The interviewer went on to ask: “So to be confirmed?”

“Correct,” he replied.

Katie ZelemKatie Zelem

Man Utd’s women’s team won this year’s FA Cup / Visionhaus/GettyImages

Ratcliffe’s remarks, outlining that full focus has been on the men’s senior side following his arrival earlier this year, reveal a troubling complacency that leaves the club walking a fine line in terms of their status as a significant power in the WSL. They only have to ask rivals Liverpool what years of neglect and a lack of vision or direction can lead to.

Skinner and co are on the brink of a critical period. A handful of senior players, including goalkeeper and England international Mary Earps, are out of contract this summer and there has so far been little movement with regards to a new deal. 

Earps spoke very candidly after the curtains were drawn on a very mixed season for the Red Devils. FA Cup glory aside, their league form was far from consistent and they slipped out of the top four, with Liverpool claiming their spot in the latter stages of the campaign.

“The honest reality is that conversations are still ongoing,” the England shot-stopper said in an interview with Sky Sports last month. “I’ve been clear I don’t want to make an emotional decision.

“The beginning of the season was really tough, I felt really upset about things that were being said about me and things that came out that weren’t true. I’ve tried to be professional, keep my head down, work hard, [and] get on with my job, and that’s been hard. I’ve been a punching bag at times.

“I’ve tried to shoulder the responsibility of the team and the performance and where we fell short this season. That’s what you should do as a leader, and as a more experienced player, you have to stand up in those moments.

“I know I’ve given my heart and soul for the whole season. It’s a tough situation. I’ve asked the club for some confirmation on what they’re trying to achieve, and when I have those answers, I’ll be able to make a decision. It’s up to the club.”

Mary EarpsMary Earps

Earps could leave Man Utd / Robbie Jay Barratt – AMA/GettyImages

It appears those answers are yet to arrive. If anything, Ratcliffe’s comments suggest Earps may be waiting for some time to receive clarity over the long-term vision and strategy of the club under the new co-owners. The fast-moving nature of football means time is not on their side and it remains to be seen what impact it will have on the futures of not only their current playing staff, but future and prospective talent, too.

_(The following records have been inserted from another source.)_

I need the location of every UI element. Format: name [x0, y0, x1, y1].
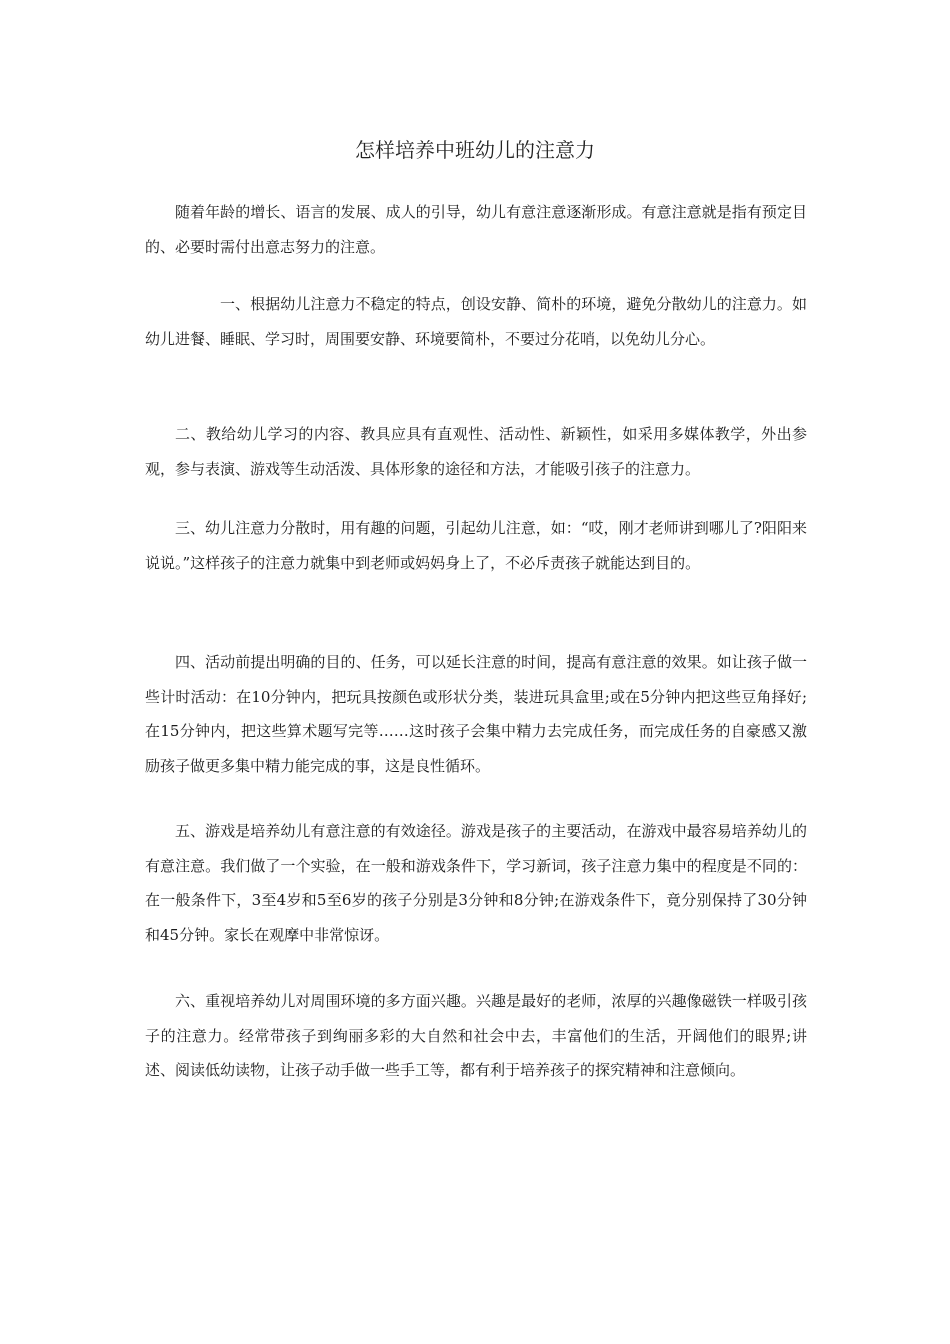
paragraph-1: 一、根据幼儿注意力不稳定的特点，创设安静、简朴的环境，避免分散幼儿的注意力。如幼儿进餐、睡眠、学习时，周围要安静、环境要简朴，不要过分花哨，以免幼儿分心。	[145, 295, 807, 348]
paragraph-2: 二、教给幼儿学习的内容、教具应具有直观性、活动性、新颖性，如采用多媒体教学，外出参观，参与表演、游戏等生动活泼、具体形象的途径和方法，才能吸引孩子的注意力。	[145, 425, 807, 478]
paragraph-6: 六、重视培养幼儿对周围环境的多方面兴趣。兴趣是最好的老师，浓厚的兴趣像磁铁一样吸引孩子的注意力。经常带孩子到绚丽多彩的大自然和社会中去，丰富他们的生活，开阔他们的眼界;讲述、阅读低幼读物，让孩子动手做一些手工等，都有利于培养孩子的探究精神和注意倾向。	[145, 992, 807, 1079]
paragraph-intro: 随着年龄的增长、语言的发展、成人的引导，幼儿有意注意逐渐形成。有意注意就是指有预定目的、必要时需付出意志努力的注意。	[145, 203, 807, 256]
paragraph-4: 四、活动前提出明确的目的、任务，可以延长注意的时间，提高有意注意的效果。如让孩子做一些计时活动：在10分钟内，把玩具按颜色或形状分类，装进玩具盒里;或在5分钟内把这些豆角择好;在15分钟内，把这些算术题写完等……这时孩子会集中精力去完成任务，而完成任务的自豪感又激励孩子做更多集中精力能完成的事，这是良性循环。	[145, 653, 807, 775]
paragraph-3: 三、幼儿注意力分散时，用有趣的问题，引起幼儿注意，如：“哎，刚才老师讲到哪儿了?阳阳来说说。”这样孩子的注意力就集中到老师或妈妈身上了，不必斥责孩子就能达到目的。	[145, 519, 807, 572]
paragraph-5: 五、游戏是培养幼儿有意注意的有效途径。游戏是孩子的主要活动，在游戏中最容易培养幼儿的有意注意。我们做了一个实验，在一般和游戏条件下，学习新词，孩子注意力集中的程度是不同的：在一般条件下，3至4岁和5至6岁的孩子分别是3分钟和8分钟;在游戏条件下，竟分别保持了30分钟和45分钟。家长在观摩中非常惊讶。	[145, 822, 807, 944]
document-title: 怎样培养中班幼儿的注意力	[355, 138, 595, 162]
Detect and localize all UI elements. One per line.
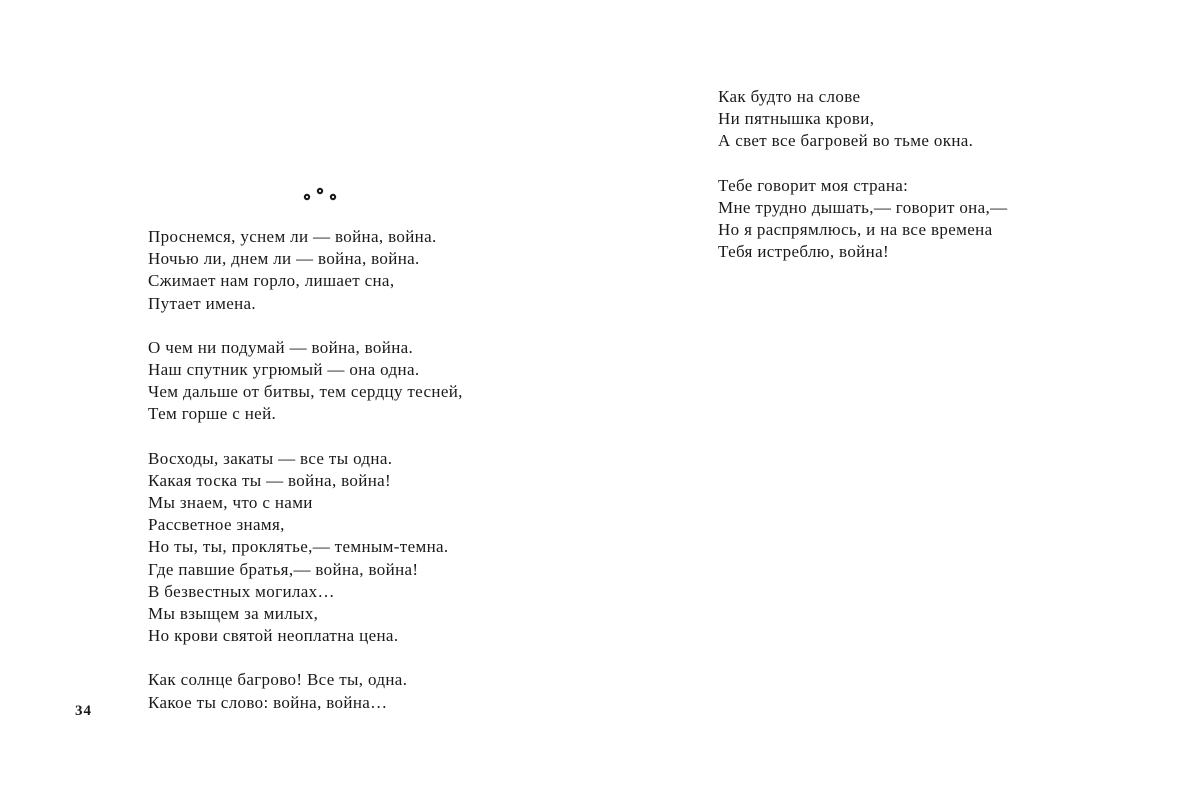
stanza — [718, 86, 1007, 153]
poem-line: Тем горше с ней. — [148, 404, 277, 424]
poem-column-right — [718, 86, 1007, 263]
poem-line: Тебя истреблю, война! — [718, 242, 889, 262]
poem-line: Какое ты слово: война, война… — [148, 692, 388, 712]
poem-line: Восходы, закаты — все ты одна. — [148, 448, 393, 468]
stanza — [148, 226, 463, 315]
poem-line: О чем ни подумай — война, война. — [148, 337, 414, 357]
stanza — [148, 448, 463, 648]
page-number: 34 — [75, 703, 92, 719]
poem-line: Тебе говорит моя страна: — [718, 175, 909, 195]
poem-line: Как солнце багрово! Все ты, одна. — [148, 670, 408, 690]
right-page — [598, 0, 1197, 800]
poem-line: Какая тоска ты — война, война! — [148, 470, 392, 490]
poem-line: Где павшие братья,— война, война! — [148, 559, 419, 579]
poem-line: Ни пятнышка крови, — [718, 109, 875, 129]
poem-line: Чем дальше от битвы, тем сердцу тесней, — [148, 382, 463, 402]
poem-line: Мне трудно дышать,— говорит она,— — [718, 197, 1008, 217]
poem-line: Рассветное знамя, — [148, 515, 285, 535]
poem-line: Как будто на слове — [718, 87, 861, 106]
left-page — [0, 0, 598, 800]
poem-line: Наш спутник угрюмый — она одна. — [148, 360, 420, 380]
poem-line: Мы знаем, что с нами — [148, 493, 313, 513]
poem-line: Сжимает нам горло, лишает сна, — [148, 271, 395, 291]
poem-line: Мы взыщем за милых, — [148, 604, 319, 624]
poem-line: Ночью ли, днем ли — война, война. — [148, 249, 420, 269]
poem-column-left — [148, 226, 463, 714]
poem-line: Но ты, ты, проклятье,— темным-темна. — [148, 537, 449, 557]
stanza — [148, 337, 463, 426]
poem-line: А свет все багровей во тьме окна. — [718, 131, 974, 151]
poem-line: Но я распрямлюсь, и на все времена — [718, 220, 993, 240]
poem-line: Путает имена. — [148, 293, 257, 313]
three-flower-ornament-icon — [300, 186, 340, 202]
poem-line: Но крови святой неоплатна цена. — [148, 626, 399, 646]
stanza — [148, 669, 463, 713]
stanza — [718, 175, 1007, 264]
poem-line: Проснемся, уснем ли — война, война. — [148, 227, 437, 246]
poem-line: В безвестных могилах… — [148, 581, 335, 601]
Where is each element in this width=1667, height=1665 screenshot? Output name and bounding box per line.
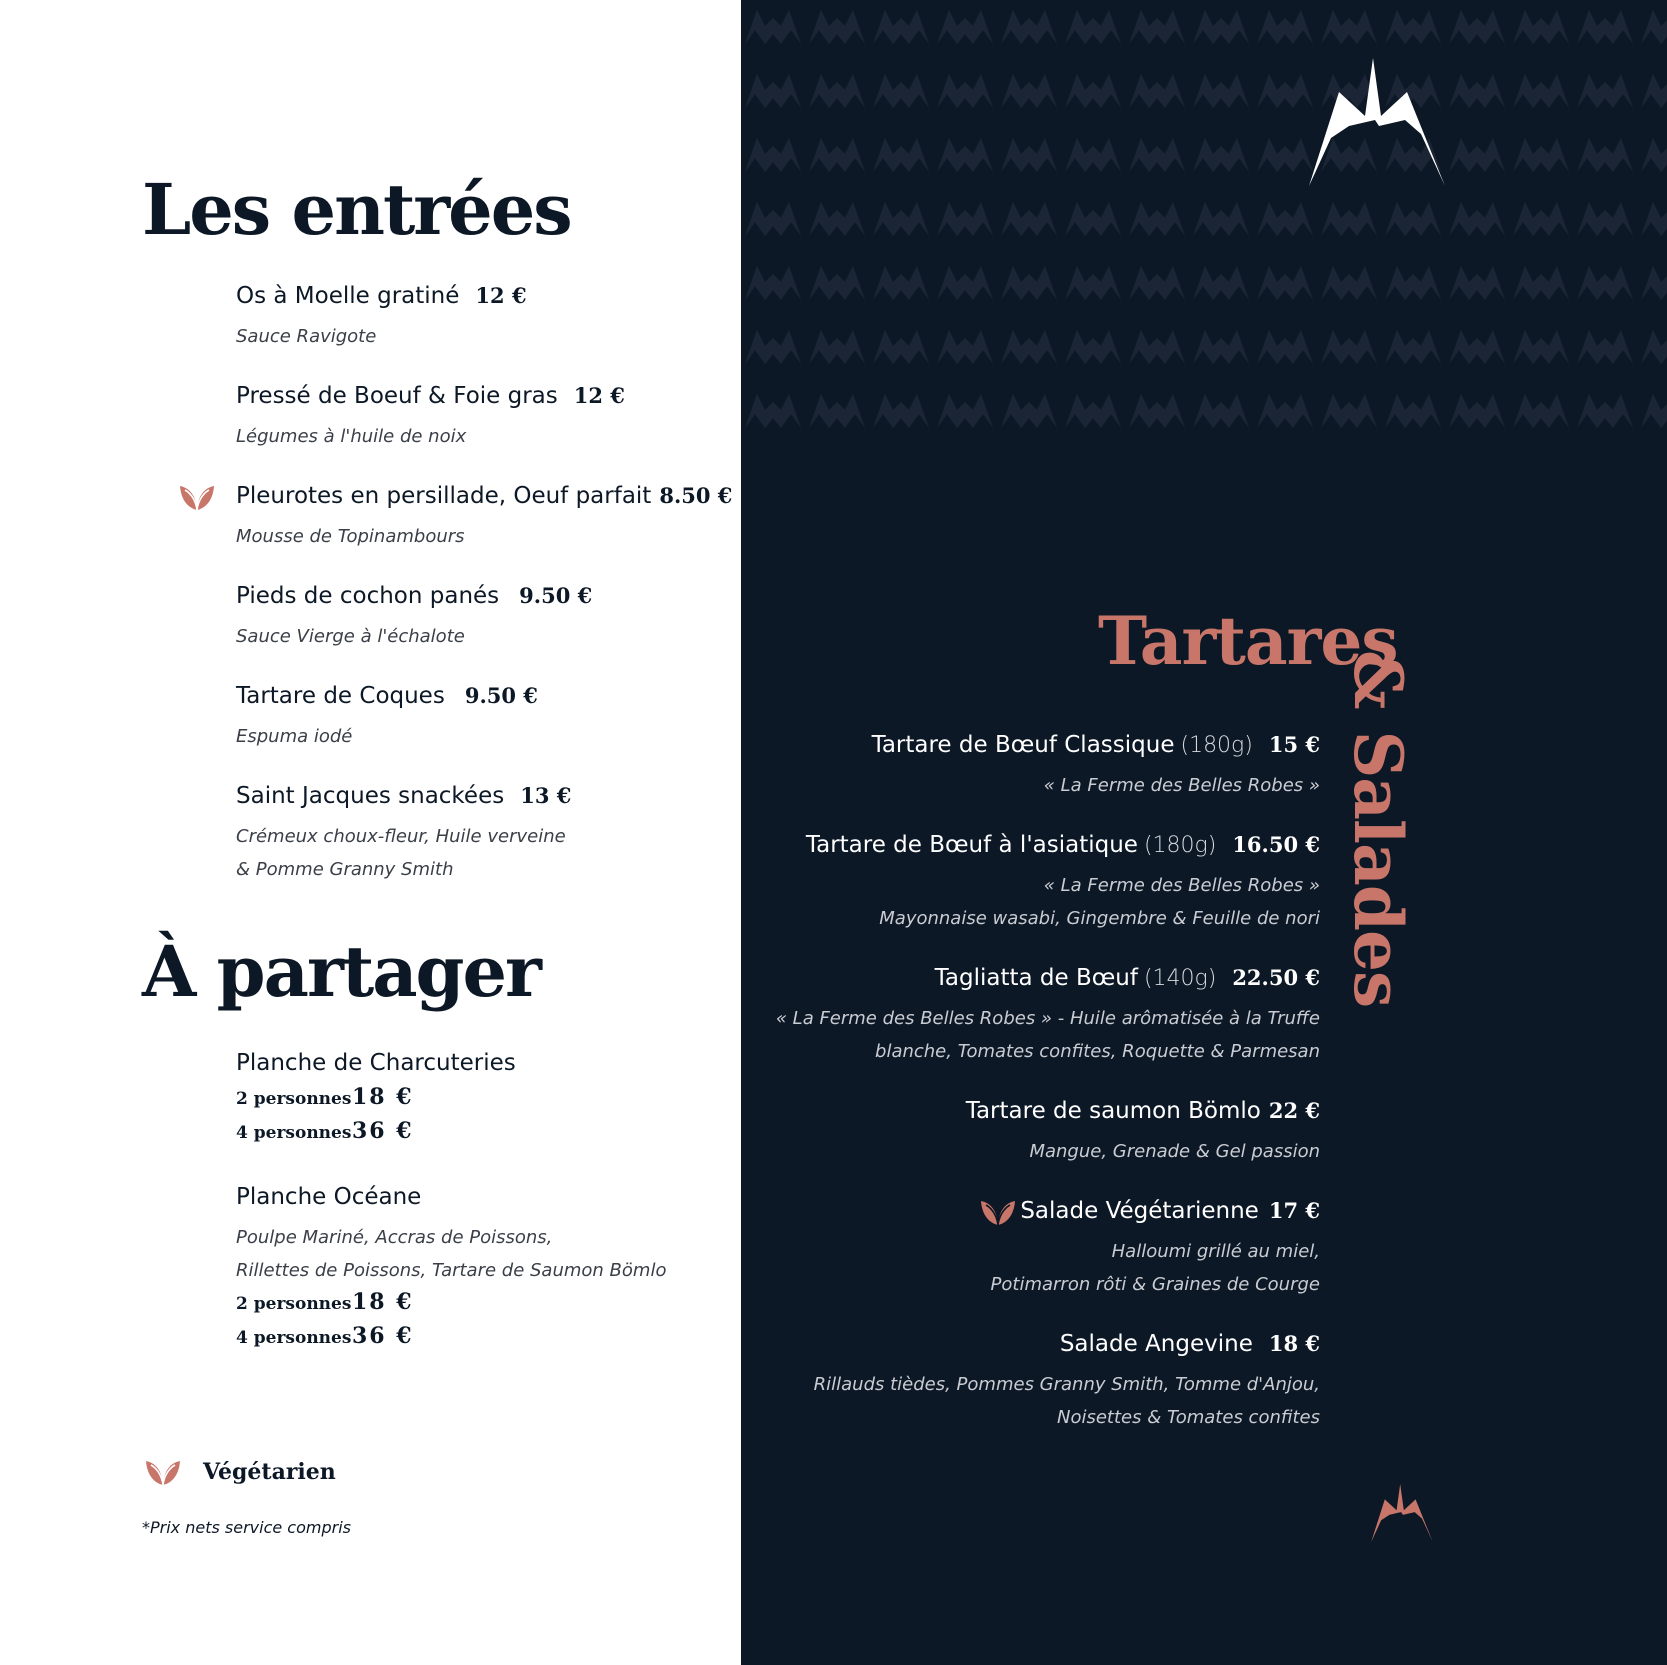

The success of Manchester United Women should not, and cannot, be an afterthought. The team’s recent triumph in the FA Cup is at risk of being overshadowed by a lack of investment and strategic planning.

Polly Bancroft, United’s former head of women’s football, departed at the end of the 2023/24 season after less than two years at the helm. She has been replaced by Matt Johnson, albeit only on an interim basis, while the club work to appoint a long-term successor.

The landscape of the WSL is rapidly changing as clubs increase investment into their women’s teams. Liverpool and Tottenham are among the clubs no longer resting on their laurels and are now on a positive, upward trajectory. United need to make sure they don’t fall behind their rivals.

United’s women’s team are not a secondary priority and they should not be treated as such. The club’s co-owner must steer away from phrasing that reduces them to a mere afterthought; they are a first team in their own right.

Ratcliffe’s legacy at United will not only depend on the successes of the men’s senior side, but the women’s team also. Anything less than a clear vision and strategy for the future acts as a major disservice to the players, fans and the spirit of the club as a whole.